The Weekly Standard‘s Stephen Hayes notes that while Obama is now demanding a $1 trillion tax increase as part of the debt limit deal, in 2009 Obama said, “You don’t raise taxes in a recession.”
Human Events Jon Hoff flags news that Obama’s stimulus may have even funded an Operation Gunrunner that gave guns to MS-13 in Tampa, Florida.
The Heritage Foundation‘s Bill Beach explains why the U.S. economy is not creating jobs as fast as it should be.
Talking Points Memo gave voice to a maniacal liberal professor who berated Rep. Paul Ryan, R-Wis., in an upscale D.C. restaurant because she was offended by the price of the bottle of wine Ryan’s dinner companions ordered. Ryan paid for his share of the meal so there was no ethics violations, but TPM ran the woman’s story, and the pictures of Ryan she took with her cell phone, anyway.
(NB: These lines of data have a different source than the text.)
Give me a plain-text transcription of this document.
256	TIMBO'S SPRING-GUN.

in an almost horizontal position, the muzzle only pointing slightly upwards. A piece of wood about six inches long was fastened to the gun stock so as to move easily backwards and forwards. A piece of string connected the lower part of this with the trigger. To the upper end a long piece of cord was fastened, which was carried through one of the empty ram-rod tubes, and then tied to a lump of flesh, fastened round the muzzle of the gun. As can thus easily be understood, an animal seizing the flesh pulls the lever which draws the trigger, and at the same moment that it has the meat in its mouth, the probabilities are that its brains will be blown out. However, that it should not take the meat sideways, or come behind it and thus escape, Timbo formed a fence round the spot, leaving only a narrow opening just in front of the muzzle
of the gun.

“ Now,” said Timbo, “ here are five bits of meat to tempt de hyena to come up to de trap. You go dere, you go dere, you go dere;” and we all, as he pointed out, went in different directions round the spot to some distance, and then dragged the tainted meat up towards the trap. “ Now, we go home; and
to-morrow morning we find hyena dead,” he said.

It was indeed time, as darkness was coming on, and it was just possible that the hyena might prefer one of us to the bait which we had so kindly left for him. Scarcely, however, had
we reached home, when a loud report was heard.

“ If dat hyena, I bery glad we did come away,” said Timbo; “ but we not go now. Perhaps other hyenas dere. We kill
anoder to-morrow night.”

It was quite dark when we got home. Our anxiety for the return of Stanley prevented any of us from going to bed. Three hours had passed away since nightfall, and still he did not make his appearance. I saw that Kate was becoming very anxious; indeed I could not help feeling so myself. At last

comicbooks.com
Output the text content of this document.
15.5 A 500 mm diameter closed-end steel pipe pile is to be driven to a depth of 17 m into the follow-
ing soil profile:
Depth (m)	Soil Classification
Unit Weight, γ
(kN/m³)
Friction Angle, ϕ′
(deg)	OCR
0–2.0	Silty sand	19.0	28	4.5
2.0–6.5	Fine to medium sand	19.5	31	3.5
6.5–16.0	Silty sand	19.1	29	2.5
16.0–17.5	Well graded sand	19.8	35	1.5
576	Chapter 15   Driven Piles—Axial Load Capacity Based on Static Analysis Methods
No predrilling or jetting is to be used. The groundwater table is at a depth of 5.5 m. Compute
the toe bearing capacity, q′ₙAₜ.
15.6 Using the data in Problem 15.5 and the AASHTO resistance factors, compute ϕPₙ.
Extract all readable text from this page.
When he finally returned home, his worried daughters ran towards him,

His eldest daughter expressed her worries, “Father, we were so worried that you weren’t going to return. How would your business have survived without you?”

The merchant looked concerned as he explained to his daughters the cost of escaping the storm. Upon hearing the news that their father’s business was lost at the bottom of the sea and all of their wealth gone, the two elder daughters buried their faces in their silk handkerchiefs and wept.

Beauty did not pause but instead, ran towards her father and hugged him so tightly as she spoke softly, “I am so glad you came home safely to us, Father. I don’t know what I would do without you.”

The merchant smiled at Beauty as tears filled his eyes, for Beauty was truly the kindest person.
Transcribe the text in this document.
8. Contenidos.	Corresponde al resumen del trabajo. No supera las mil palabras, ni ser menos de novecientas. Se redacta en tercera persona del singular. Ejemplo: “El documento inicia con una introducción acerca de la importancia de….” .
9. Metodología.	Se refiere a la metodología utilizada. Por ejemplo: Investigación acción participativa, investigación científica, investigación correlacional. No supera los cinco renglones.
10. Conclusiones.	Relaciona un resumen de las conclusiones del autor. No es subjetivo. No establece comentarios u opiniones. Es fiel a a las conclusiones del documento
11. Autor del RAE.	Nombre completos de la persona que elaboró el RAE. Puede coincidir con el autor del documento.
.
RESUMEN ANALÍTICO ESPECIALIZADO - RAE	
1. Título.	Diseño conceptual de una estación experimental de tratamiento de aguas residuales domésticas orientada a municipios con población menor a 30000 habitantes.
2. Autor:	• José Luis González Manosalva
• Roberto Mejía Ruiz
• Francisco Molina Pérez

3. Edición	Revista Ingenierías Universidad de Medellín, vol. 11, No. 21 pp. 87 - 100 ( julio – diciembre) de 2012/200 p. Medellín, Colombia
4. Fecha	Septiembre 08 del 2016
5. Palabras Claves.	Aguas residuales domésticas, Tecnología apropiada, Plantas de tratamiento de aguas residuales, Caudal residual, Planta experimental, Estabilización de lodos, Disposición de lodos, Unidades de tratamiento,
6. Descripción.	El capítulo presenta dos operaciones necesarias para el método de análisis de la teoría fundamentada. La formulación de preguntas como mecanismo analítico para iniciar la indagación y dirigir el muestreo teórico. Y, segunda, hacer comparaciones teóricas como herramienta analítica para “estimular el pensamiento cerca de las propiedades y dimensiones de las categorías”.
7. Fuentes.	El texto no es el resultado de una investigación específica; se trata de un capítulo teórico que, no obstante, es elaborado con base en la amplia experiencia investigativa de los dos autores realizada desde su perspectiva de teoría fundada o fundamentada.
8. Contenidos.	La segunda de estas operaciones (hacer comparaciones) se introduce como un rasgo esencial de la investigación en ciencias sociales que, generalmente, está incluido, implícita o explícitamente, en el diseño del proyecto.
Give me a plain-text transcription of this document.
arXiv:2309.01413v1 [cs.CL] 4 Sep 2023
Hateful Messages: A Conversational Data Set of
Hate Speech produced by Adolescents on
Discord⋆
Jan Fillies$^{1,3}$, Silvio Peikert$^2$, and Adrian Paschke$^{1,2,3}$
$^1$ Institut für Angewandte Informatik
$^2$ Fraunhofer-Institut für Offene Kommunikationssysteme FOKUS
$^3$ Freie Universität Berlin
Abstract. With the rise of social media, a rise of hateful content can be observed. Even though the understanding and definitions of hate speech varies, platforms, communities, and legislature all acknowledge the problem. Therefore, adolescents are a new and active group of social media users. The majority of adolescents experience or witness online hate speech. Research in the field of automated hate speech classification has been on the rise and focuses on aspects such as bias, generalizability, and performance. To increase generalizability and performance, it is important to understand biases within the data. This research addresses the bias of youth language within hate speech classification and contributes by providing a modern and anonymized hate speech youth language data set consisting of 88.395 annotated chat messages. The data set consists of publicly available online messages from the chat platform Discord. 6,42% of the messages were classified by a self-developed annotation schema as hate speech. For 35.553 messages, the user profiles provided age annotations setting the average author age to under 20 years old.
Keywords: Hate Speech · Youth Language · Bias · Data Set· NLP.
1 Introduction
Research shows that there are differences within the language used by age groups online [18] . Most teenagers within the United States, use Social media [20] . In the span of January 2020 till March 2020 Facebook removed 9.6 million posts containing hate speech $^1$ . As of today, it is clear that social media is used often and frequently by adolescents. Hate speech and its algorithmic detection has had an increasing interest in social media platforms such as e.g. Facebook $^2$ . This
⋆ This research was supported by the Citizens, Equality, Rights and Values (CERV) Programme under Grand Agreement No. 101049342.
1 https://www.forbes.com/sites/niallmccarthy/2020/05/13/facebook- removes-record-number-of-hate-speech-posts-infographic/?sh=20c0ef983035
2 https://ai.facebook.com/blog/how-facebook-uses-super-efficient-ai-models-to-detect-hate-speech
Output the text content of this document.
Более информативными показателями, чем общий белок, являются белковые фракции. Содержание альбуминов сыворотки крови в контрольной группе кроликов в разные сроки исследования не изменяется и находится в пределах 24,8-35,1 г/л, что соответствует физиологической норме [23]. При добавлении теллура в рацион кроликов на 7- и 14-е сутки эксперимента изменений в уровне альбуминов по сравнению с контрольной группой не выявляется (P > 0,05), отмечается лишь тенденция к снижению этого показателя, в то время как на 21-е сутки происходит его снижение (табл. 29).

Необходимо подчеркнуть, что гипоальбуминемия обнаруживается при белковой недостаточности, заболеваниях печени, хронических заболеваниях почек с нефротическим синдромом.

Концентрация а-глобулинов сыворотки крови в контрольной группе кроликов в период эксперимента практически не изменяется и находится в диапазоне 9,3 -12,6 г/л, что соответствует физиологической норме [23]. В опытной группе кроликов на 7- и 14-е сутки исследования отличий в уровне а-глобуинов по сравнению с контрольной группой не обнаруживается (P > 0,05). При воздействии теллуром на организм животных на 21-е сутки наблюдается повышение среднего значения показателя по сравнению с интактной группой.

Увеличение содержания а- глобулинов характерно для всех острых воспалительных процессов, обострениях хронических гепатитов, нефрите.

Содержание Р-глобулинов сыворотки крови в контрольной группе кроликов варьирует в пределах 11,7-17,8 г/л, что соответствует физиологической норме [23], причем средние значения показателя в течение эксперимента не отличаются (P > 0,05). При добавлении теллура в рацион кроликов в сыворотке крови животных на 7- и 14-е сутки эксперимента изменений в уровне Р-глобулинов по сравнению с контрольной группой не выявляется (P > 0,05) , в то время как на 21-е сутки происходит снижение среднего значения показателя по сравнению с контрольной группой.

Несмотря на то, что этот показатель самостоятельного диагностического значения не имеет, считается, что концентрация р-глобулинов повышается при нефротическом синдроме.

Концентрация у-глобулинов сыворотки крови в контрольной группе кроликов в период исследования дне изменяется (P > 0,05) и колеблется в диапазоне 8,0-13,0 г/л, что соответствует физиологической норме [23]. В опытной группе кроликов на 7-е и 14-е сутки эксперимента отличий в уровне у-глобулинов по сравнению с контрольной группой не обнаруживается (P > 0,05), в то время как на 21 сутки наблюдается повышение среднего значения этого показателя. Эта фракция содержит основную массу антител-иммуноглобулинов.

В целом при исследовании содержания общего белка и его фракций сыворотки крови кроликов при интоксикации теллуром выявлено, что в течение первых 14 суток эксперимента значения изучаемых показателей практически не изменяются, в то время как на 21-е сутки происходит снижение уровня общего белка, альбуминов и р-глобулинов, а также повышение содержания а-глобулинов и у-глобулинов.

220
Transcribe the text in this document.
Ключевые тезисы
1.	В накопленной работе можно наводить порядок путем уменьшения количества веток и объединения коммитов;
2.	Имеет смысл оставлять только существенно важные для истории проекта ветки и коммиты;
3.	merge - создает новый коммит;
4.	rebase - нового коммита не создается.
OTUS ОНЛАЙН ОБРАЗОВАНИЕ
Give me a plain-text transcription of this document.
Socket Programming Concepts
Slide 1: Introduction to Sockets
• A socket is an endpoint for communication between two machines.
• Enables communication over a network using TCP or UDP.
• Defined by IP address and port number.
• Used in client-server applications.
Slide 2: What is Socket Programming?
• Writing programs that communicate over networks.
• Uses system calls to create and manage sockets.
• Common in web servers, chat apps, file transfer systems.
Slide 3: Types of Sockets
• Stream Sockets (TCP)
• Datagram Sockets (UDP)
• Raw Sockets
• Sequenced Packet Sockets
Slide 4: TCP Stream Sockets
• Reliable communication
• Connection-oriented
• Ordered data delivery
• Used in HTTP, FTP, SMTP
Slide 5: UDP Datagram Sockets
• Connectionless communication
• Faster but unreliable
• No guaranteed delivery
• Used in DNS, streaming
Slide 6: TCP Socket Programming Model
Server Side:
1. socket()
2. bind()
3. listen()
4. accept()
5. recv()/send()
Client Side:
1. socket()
Slate‘s David Weigel makes the case that Obama’s stimulus actually worked: “Yes, the economy is rotten, so voters can be excused when they pan the government’s response to unemployment. But there’s a lot of data that isn’t terribly hard to read suggesting that the stimulus did create jobs.”
ThinkProgress attacks Pawlenty for his Meet the Press claim that “the science in that regard is in dispute” on the question of whether being gay is a choice.